The text examines and intervenes in the way Mary Shelley constructs the Otherness of a specific Muslim female character within the book drawing parallel with the current media portrayal of the Muslim women.

My Library by Mary Evans

Displayed at Chelsea College of Arts Old Library – until Summer 2019

My Library is a collection of commemorative portraits on plates of some of the authors whose books I have in my book shelves at home. Below each plate is a label with a title of a book by the author. If viewers know or find out about the book, they will discover the identity of the author.

Book talks

A series of lunch time book talks discussing titles influential in thinking about decolonisation and related topics. The talks were held in the Library at 1pm throughout January, and will lead to the production of an annotated bibliography of all the books discussed:

Email Gustavo Grandal Montero for information:

Events and Workshops

Launch Event: Thursday 10 January 5.30pm at Chelsea Canteen Annexe. Talks and drinks reception in the college canteen. Speakers included Jess Crilly, Karl Foster, Ayanna Joseph, Maria Kheirkhah, Jayne Knowles, Sophia Phoca, Lucy Panesar, Rahul Patel, E Okobi, Jhinuk Sarkar and Joel Simpson.

Workshop: Value of difference. Tuesday 22nd 2-4pm (Library). Recognising the ‘value of difference’ can be a crucial initial first step in decolonising our minds… In this short workshop, we will engage with definitions of knowledge and learning, and will explore the idea of libraries (and archives) as ‘curated spaces’ which support the ideas and ideologies of different (cultural) institutions. With Alex Duncan and Adam Ramejkis.

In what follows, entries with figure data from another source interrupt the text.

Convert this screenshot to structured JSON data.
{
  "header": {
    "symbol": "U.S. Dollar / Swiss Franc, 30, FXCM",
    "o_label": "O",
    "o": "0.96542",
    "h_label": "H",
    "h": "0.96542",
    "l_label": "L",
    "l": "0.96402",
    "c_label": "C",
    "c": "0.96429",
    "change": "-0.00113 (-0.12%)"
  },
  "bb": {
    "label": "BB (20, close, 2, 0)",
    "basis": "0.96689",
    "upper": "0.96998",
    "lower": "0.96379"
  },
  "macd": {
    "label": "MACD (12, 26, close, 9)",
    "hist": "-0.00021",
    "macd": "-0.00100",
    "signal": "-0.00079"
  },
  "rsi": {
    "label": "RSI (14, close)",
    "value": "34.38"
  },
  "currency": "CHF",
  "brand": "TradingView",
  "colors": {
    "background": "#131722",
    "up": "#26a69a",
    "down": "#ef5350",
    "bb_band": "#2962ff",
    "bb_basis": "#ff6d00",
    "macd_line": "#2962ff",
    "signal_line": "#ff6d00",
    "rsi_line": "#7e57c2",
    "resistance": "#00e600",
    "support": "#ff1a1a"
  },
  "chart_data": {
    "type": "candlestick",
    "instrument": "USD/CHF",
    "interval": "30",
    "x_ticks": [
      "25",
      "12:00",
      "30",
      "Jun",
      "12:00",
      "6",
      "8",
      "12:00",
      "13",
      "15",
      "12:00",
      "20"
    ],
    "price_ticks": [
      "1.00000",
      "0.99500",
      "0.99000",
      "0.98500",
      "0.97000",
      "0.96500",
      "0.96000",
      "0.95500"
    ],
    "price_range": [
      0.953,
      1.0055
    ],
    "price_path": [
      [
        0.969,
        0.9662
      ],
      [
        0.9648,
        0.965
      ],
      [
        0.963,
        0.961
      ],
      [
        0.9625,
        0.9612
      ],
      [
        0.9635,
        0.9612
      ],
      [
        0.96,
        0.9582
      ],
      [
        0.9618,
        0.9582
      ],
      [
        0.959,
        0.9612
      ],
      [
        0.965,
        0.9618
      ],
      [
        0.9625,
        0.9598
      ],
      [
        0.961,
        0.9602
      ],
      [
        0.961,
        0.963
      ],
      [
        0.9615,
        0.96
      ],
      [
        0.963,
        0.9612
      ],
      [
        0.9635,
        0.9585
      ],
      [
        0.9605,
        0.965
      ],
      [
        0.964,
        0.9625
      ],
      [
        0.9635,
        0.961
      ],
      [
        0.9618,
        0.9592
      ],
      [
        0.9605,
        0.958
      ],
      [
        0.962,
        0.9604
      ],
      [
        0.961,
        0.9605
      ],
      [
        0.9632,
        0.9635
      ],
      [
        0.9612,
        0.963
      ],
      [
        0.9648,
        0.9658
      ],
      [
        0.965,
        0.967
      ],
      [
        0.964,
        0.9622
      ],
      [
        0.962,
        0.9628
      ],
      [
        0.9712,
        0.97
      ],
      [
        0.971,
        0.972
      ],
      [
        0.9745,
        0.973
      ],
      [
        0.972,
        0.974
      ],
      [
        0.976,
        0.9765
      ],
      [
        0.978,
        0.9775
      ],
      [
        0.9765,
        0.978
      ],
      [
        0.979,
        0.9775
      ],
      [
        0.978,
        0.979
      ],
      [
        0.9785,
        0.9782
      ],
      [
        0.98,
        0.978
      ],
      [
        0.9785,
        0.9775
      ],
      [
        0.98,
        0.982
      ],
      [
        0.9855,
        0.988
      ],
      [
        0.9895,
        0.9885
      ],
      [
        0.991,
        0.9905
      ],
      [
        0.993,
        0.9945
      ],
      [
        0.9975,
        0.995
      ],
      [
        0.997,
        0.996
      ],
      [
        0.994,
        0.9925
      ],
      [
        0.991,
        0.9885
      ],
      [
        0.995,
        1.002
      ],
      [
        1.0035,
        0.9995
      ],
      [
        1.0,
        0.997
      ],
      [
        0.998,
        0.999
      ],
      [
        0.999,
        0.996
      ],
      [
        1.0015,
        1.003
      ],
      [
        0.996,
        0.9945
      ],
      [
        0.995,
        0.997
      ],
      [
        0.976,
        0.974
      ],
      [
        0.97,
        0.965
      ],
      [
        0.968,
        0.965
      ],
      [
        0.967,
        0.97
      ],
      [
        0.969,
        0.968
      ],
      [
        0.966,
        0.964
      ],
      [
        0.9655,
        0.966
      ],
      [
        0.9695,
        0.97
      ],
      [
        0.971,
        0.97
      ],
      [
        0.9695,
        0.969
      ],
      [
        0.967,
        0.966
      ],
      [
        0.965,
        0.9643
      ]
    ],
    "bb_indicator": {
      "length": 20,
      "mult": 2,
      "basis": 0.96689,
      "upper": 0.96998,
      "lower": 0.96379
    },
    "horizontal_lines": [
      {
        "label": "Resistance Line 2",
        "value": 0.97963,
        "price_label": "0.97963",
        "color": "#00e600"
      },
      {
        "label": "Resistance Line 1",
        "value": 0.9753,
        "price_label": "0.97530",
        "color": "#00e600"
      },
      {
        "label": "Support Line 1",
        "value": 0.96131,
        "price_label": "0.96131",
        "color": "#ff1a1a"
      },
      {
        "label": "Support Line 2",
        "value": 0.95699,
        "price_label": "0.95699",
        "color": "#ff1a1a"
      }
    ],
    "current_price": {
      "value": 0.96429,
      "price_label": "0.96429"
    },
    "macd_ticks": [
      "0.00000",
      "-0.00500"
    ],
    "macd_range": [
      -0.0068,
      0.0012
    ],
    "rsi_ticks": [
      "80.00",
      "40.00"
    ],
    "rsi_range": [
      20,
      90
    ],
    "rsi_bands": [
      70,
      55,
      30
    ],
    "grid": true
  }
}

Film Première: Rhapsody in four colours by Mahmood Jamal. Wednesday 23rd 2-4pm (Lecture Theatre). The film documents the installation of Rasheed Araeen’s new major work for the Aga Khan Centre in London. Première followed by panel talk with Mahmood Jamal, Virginia Whiles and Donald Smith.

Image from ‘Rhapsody in four colours’ (courtesy of Mahmood Jamal)

Thursday 17th 5-7pm, Central Saint Martins (D107) Reading Collections: the African-Caribbean, Asian and African Art in Britain Archive reading group

Reading Groups

The reading group discussed the editorial introduction to Black Phoenix n.1 (1978) by editors Mahmood Jamal and Rasheed Araeen. See images here.

The first meeting for 2018/19 of the Reading Collections: the African-Caribbean, Asian and African Art in Britain Archive reading group, was held at Chelsea College of the Arts Library on 15 November. Find images here.

For more information about the reading group and to register visit Academic Support Online:

For information about the African-Caribbean, Asian and African Art in Britain Archive, held at Chelsea College of Arts Library, see:

Rasheed Araeen, Peter Fillingham and Chelsea Space. Rasheed Araeen’s work was on show from 14 November to 14 December 2018 at Chelsea Space in a joint exhibition with Peter Fillingham. Rasheed Araeen is quoted on page 26 of the Zine:

‘One shouldn’t perhaps look at the art education institutions alone for the answers, as they are only parts of the art establishment at large. The knowledge which is passed on to art students is actually the knowledge received from the art establishment (i.e., art galleries, museums, art publications, etc.) generated by its recognition and signification of art activity. And since this recognition has not been given to black artists, even when some of them have been on the forefront of new developments in contemporary visual arts, they have remained, along with their contributions, invisible’ (National Conference On Art and Design through Education, 1981).